The economic and social demands of the radical struggles in the 1930’s and 40’s remain to be achieved. (Ransby 2003, 155) A program of economic liberation which would repair the harm done by centuries of marginalization of black people must be the goal of the Black Freedom Struggle in the coming century. In light of increasing inequality of wealth and income for all Americans, especially African Americans, policy must be directed toward repairing the fabric of our society, and building a better, more inclusive, new one. The privileges of the ruling class must be abolished, and the benefits accorded to some individuals, and not others, must be equalized. Though the civil rights movement managed to achieve legal equality, the systems of oppression which still inhibit the success of black Americans must be broken up, and the gains made from these systems by white people must be reversed.
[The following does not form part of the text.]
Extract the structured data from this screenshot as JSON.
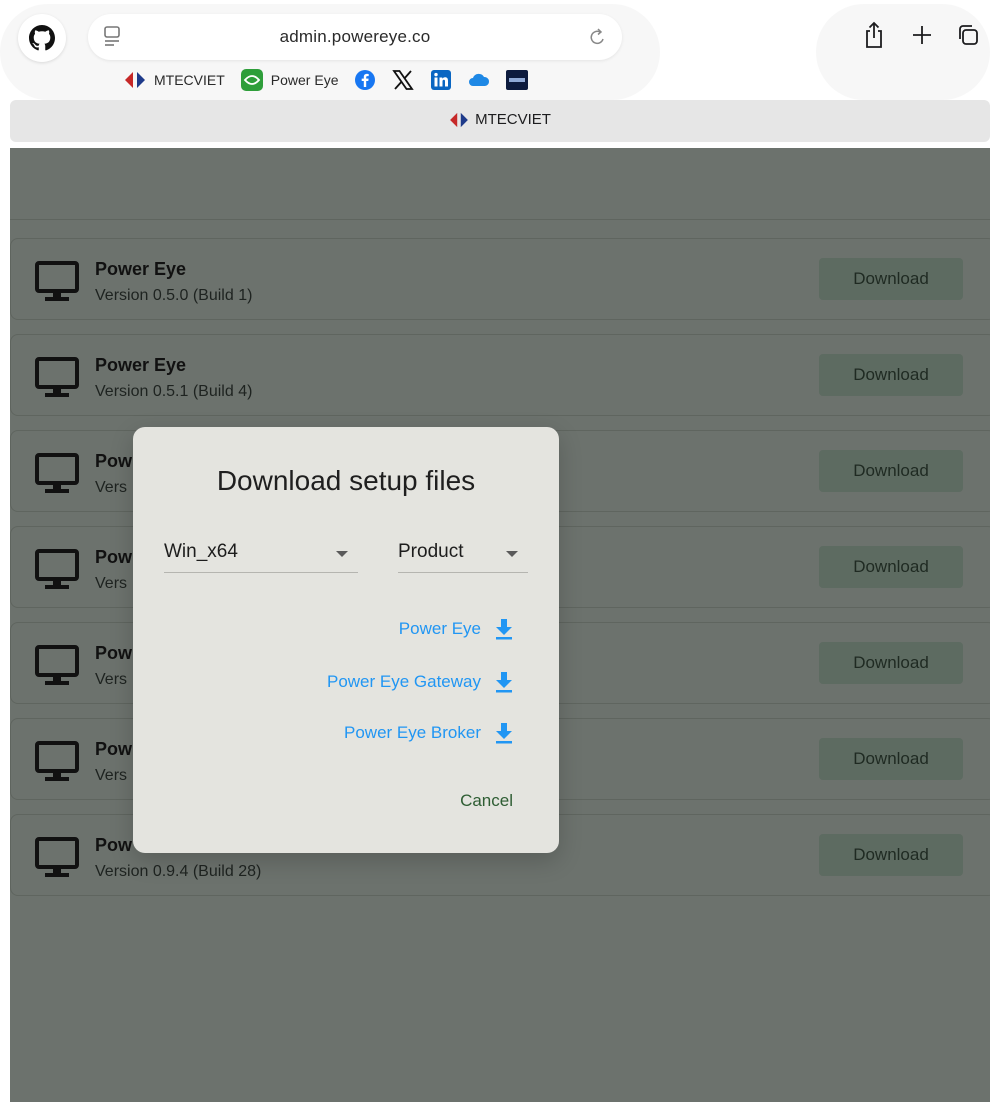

The future of the Black Freedom Struggle must be focused on addressing the lack of social and economic means for black people, and the lack of power for the black individual. Huey P. Newton references Friedrich Nietzsche’s Will to Power in his explanation of the purpose of a revolutionary, to work toward the expression of his purpose and power. Nietzsche’s ideas about the individual, in relation to large groups which seek to control him, are influential in Newton’s effort to shift consciousness among black people. “The rising level of consciousness,” says Newton, “led us [black people] to redefine ourselves. People once ashamed to be called Black now gladly accept the label, and our biological characteristics are a source of pride.” (Newton 1973, 172-173) Power and pride in oneself is both a Nietzschean value, and a revolutionary value. This is why the future struggle for black freedom must be about demanding power, and asserting pride in the individual black person, along with pride for the collective population of African Americans.
The rise of the Black Lives Matter movement, which is making substantially more radical demands on the establishment and ruling class to repair the damage done by the marginalization of black people, represents a vehicle for the future of the Black Freedom Struggle. Police violence, and the systemic racism inherent in the drug war, must be tackled head on. By joining hands against the corruption and harm the system does to the black community, Black Lives Matter activists are making it clear that they are opposed to the systems, built on hate, which have kept black people from achieving their full potential as american citizens. This seems to be the direction in which the struggle must move in order to carry on the broader struggle between the privileged and underprivileged classes in American society.
Carson, Clayborne. The Eyes on the Prize: Civil Rights Reader: Documents, Speeches,and Firsthand Accounts from the Black Freedom Struggle, 1954-1990. New York;Penguin, 1991. Print.
Fairclough, Adam. Better Day Coming. New York; Penguin, 2001. Print.
Newton, Huey P. Revolutionary Suicide. New York; Penguin, 1973. Print.
Ransby, Barbara. Ella Baker & the Black Freedom Movement: A Radical Democratic Vision. Miami; University of North Carolina, Chapel Hill Press, 2003. Print.